Recognition

In the previous sections, we’ve explored how finite state automata (FSAs) can be used to define and generate languages. Now, we’ll examine the other direction: given a string, how do we determine whether it belongs to the language defined by an FSA?

The Recognition Problem

We’ve already seen an example of the recognition problem: when we discussed matching with regular expressions. In (grammars-as-languages?), we formally defined matching as a function:

\[\text{match}: R(\Sigma)\;\times\;\Sigma^* \rightarrow \{\top, \bot\}\]

\[\text{match}(\rho, \sigma) = \begin{cases}\top & \text{if } \sigma \in \text{eval}(\rho) \\ \bot & \text{otherwise}\end{cases}\]

Alternatively, we viewed it as a function from strings to booleans parameterized by a regular expression $\rho$:

\[\text{match}_\rho: \Sigma^* \rightarrow \{\top, \bot\}\]

This parameterized view parallels how we’ll define our recognition algorithm for FSAs below: as a function parameterized by a particular grammar.

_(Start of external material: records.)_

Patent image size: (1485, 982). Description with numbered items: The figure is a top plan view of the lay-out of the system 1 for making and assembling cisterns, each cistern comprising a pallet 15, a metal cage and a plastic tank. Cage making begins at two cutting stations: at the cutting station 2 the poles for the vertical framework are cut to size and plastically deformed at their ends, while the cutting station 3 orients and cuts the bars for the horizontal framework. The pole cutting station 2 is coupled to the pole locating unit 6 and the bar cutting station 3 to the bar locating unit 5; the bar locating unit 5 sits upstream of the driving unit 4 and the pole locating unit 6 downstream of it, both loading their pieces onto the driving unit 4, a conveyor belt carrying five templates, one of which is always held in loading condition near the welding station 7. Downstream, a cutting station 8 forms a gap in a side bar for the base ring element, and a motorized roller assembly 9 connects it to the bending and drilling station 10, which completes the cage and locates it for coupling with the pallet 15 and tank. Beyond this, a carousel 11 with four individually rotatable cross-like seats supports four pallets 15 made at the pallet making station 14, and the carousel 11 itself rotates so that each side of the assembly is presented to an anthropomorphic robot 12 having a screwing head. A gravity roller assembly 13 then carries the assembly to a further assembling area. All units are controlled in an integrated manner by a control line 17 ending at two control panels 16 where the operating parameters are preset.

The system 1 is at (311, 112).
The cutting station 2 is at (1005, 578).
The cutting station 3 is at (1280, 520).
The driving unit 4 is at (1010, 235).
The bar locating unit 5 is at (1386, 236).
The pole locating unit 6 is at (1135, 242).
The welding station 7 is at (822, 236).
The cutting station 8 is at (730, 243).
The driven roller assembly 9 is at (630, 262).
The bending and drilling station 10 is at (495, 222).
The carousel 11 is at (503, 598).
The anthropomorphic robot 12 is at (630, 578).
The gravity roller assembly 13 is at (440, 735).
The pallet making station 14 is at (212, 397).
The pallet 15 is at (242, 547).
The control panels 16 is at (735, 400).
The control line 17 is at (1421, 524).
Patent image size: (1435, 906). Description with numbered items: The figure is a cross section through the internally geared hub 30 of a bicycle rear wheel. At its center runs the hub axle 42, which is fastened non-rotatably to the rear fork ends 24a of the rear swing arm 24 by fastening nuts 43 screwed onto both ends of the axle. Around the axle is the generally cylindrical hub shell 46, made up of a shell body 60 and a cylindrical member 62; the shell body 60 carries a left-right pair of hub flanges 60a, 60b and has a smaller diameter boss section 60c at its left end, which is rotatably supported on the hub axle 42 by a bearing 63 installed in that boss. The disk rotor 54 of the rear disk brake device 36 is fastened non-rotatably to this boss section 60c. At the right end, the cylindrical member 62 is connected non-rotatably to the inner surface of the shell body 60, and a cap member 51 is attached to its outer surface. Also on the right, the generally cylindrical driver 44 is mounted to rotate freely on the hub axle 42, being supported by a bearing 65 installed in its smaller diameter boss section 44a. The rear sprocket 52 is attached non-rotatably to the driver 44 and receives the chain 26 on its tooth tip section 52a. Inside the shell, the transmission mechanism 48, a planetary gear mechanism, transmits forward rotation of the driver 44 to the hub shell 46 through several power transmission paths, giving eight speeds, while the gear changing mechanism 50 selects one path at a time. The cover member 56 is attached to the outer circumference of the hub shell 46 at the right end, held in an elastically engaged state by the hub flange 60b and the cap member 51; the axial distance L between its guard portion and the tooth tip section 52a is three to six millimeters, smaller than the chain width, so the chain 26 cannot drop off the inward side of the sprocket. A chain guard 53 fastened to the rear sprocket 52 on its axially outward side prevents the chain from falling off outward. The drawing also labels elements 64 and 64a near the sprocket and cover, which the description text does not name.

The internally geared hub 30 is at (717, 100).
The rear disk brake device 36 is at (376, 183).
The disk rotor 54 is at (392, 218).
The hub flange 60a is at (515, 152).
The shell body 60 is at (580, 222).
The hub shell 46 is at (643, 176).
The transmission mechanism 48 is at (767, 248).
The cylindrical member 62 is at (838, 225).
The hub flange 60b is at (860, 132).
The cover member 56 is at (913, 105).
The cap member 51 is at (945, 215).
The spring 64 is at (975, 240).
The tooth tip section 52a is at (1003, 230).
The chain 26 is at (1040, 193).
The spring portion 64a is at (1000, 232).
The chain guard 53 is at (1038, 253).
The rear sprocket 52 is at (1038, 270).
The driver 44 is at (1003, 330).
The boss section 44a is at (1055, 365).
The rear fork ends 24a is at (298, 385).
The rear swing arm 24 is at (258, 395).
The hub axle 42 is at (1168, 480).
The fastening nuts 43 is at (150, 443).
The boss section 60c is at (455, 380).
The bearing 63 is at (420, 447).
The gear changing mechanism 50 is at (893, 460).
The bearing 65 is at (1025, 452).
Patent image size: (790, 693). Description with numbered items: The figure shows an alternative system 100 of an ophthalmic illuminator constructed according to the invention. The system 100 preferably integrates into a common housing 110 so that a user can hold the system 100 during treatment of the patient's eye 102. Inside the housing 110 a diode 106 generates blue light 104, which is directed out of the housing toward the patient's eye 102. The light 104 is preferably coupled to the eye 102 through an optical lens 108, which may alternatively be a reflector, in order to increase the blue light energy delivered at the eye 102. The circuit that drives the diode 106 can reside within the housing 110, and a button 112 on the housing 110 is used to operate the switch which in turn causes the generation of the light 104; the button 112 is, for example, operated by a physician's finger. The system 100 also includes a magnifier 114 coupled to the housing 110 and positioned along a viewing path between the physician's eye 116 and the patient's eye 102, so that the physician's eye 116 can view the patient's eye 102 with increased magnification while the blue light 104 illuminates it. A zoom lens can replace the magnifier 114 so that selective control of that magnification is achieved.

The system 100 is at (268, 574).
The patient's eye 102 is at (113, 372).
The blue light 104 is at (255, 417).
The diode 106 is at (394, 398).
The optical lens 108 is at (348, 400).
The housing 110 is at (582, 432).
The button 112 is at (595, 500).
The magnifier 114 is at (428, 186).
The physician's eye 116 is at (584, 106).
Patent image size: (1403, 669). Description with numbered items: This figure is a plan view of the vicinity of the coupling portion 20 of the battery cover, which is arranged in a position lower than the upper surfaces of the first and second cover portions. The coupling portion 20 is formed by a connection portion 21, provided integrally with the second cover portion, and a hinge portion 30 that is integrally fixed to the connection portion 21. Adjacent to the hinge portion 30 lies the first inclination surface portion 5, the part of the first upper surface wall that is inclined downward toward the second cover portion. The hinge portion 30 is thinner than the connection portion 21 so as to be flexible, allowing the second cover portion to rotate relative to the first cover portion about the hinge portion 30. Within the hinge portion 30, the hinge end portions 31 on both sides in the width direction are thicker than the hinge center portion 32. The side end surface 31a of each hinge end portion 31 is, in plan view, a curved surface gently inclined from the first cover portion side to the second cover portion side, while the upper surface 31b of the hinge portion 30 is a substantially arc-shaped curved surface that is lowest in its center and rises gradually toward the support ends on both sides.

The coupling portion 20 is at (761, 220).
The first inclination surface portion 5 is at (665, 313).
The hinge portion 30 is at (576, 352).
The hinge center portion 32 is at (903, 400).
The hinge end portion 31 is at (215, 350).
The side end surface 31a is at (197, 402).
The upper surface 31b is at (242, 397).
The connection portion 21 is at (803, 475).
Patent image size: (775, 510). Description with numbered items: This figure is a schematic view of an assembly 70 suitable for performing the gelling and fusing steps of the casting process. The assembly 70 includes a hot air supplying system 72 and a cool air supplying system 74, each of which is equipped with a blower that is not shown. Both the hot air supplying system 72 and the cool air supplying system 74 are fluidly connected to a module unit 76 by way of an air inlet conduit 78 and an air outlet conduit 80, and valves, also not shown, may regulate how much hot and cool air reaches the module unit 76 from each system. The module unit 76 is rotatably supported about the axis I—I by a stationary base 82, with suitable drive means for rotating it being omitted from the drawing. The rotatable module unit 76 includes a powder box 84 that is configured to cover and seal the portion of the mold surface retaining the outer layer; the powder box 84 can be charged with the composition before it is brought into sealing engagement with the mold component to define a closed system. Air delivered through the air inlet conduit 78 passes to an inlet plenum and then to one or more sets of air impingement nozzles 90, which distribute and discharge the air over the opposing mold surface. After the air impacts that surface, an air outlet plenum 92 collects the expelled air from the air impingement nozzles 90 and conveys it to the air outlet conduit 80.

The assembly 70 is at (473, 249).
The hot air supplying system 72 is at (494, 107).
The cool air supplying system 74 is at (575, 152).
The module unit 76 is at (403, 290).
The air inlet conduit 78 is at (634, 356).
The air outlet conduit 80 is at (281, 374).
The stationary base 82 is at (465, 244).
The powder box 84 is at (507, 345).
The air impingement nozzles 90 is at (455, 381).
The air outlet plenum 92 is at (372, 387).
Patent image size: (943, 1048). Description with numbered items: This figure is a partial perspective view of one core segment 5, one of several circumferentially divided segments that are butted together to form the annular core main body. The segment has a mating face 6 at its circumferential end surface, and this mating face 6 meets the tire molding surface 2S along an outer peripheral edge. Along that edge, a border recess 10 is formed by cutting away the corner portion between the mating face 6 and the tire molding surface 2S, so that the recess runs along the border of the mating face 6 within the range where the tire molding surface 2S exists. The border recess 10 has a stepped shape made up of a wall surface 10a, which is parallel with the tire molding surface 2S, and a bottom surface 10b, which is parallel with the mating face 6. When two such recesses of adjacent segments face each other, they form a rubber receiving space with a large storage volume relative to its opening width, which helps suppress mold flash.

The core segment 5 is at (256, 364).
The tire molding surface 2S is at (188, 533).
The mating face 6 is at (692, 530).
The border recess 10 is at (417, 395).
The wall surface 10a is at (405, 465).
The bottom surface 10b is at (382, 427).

Regular expression matching and FSA recognition are closely related because regular expressions and FSAs have equivalent expressive power, both defining exactly the class of regular languages.

Recognition Algorithm

For a given FSA $G = \langle Q, \Sigma, \delta, q_0, F \rangle$ and an input string $\boldsymbol\sigma = \sigma_1\sigma_2\ldots\sigma_n$, we can define a recognition function $\text{recognize}(G, \boldsymbol\sigma)$ that returns true if $\boldsymbol\sigma \in \mathbb{L}(G)$ and false otherwise.

First, we need a helper function to handle epsilon transitions. Let’s define $\text{epsilon-reachable}(q)$ as the set of all states reachable from state $q$ via epsilon transitions only:

\[ \text{epsilon-reachable}(q) = \{q'\in Q \mid \text{there exists a path from } q \text{ to } q' \text{ using only } \epsilon \text{ transitions}\} \]

Note that this set always includes $q$ itself, since a state is reachable from itself via zero epsilon transitions.

We can extend this to sets of states:

\[ \text{epsilon-reachable}(S) = \bigcup_{q \in S} \text{epsilon-reachable}(q) \]

Now, we can define our recognition algorithm recursively. Let $\text{recognize-from}_G(\boldsymbol\sigma, S)$ be a function that determines whether the string $\boldsymbol\sigma$ can be accepted starting from any state in the set $S$:

\[ \text{recognize-from}_G(\boldsymbol\sigma, S) = \begin{cases} \text{true} & \text{if } \boldsymbol\sigma = \epsilon \text{ and } S \cap F \neq \emptyset \\ \text{recognize-from}_G(\sigma_2\ldots\sigma_n, S') & \text{if } \boldsymbol\sigma = \sigma_1\sigma_2\ldots\sigma_n \\ \text{false} & \text{otherwise} \end{cases} \]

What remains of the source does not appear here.